Just what is a Radical Jewish Music Festival? One being held at six different venues throughout the University of Pennsylvania and West Philadelphia neighborhoods, no less.

"Radical" ... "Jewish." My interest and curiosity were stimulated by these words, enough so that I attended the fifth program of the March festival, featuring singer Ayelet Rose Gottlieb, together with pianist Anat Fort and clarinetist Michael Winograd.

It was indeed both radical and Jewish.

Only 30 people gathered in the community room of Calvary Centennial Church in West Philly, a beautiful old house of worship with terrific acoustics. A large concert grand piano was located under the dome of this two-story circular space, and the small group of concert attendees all sat close to the performers.

Gottlieb, raised in Jerusalem, came to the United States as a student at the New England Conservatory in Boston, and now lives in Brooklyn. Fort, born near Tel Aviv, spends most of her time playing jazz piano in New York, and American-born Michael Winograd, clarinetist, performs with many klezmer groups.

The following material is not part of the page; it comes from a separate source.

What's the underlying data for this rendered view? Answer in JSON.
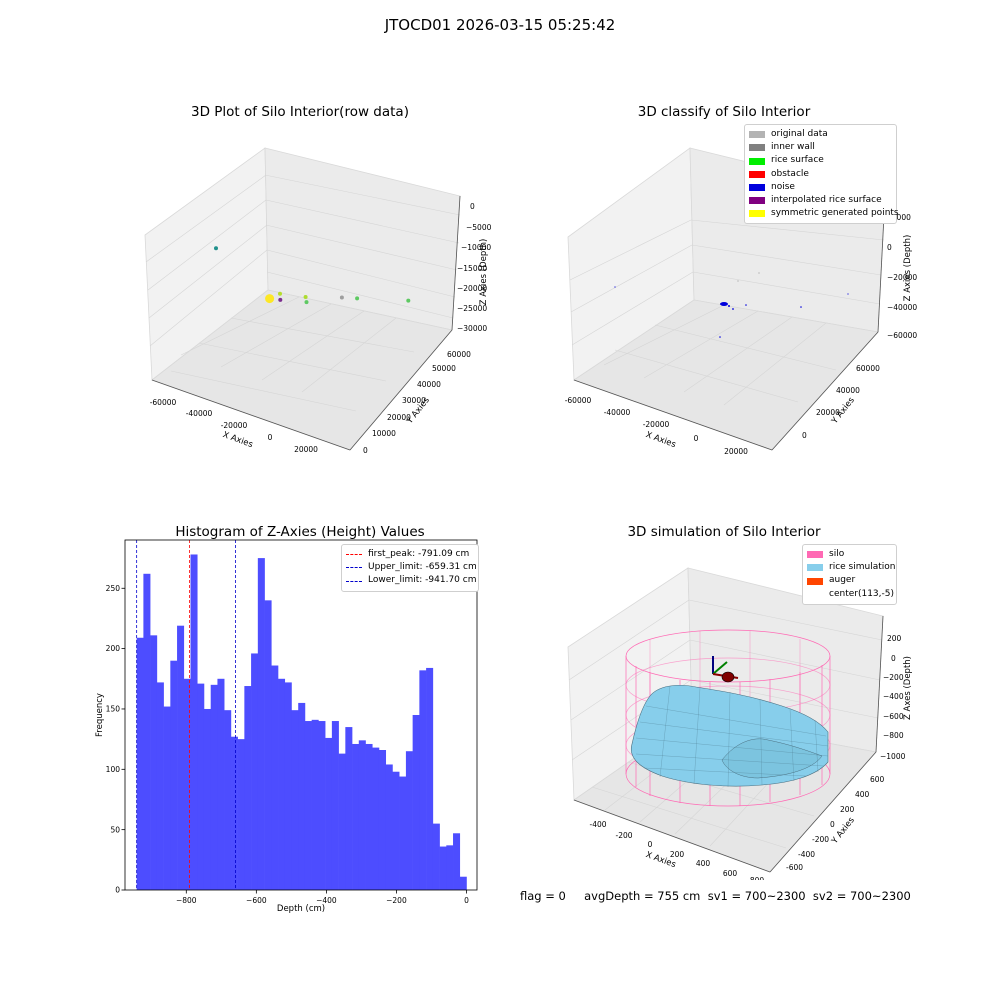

The three musicians entered the performance space together, and Gottlieb immediately riveted the attention of the audience with her improvised and nonrhythmic singing on such syllables as "du-du-de-de ... " After two minutes of solo and free chant sung with incredible beauty and perfect intonation, the clarinet entered the mix with a low, sustained tone, followed soon after by clusters of notes on the piano played with virtuoso technique.

The "radical" question was thus answered with clarity, and soon the "Jewish" elements of this mélange of sounds began to be revealed by these unusual musicians.

For the next hour or so, Gottlieb, Fort and Winograd exchanged musical fragments and ideas in an intensely improvisational style. Almost all the performed works were composed by Gottlieb, and soon the "Jewish" sources of her very individualistic music became more apparent.

"I grew up in a religious neighborhood in Jerusalem, and I remember the sounds of the men praying and chanting in the synagogues all around our apartment," she explained after the concert.

She also attended a Masorti elementary school, receiving the equivalent of a Conservative Jewish day-school education.

This reservoir of Jewish experiences and sounds in Gottlieb's formative years undoubtedly provided sources for her improvisational chants and original compositions. The trio effectively used a 7/8 rhythm in one composition that had a discernible groove. The finale was taken from Gottlieb's album, "Mayim Rabim/ Abundant Water."

Fort's piano technique is prodigious; she undoubtedly had significant classical training before turning to jazz piano. After the performance, I checked out the sheets on the piano music stand, and the sheer amount of notes that she derived from very minimal notations on her scores was astonishing.

Winograd, not revealing much of his klezmer roots in his improvisations of Gottlieb's musical ideas, played with a big and beautiful tone throughout all the octaves of his clarinet.

Concert-goers' musical vocabulary was certainly expanded by this unusual concert that was truly radical ... and Jewish.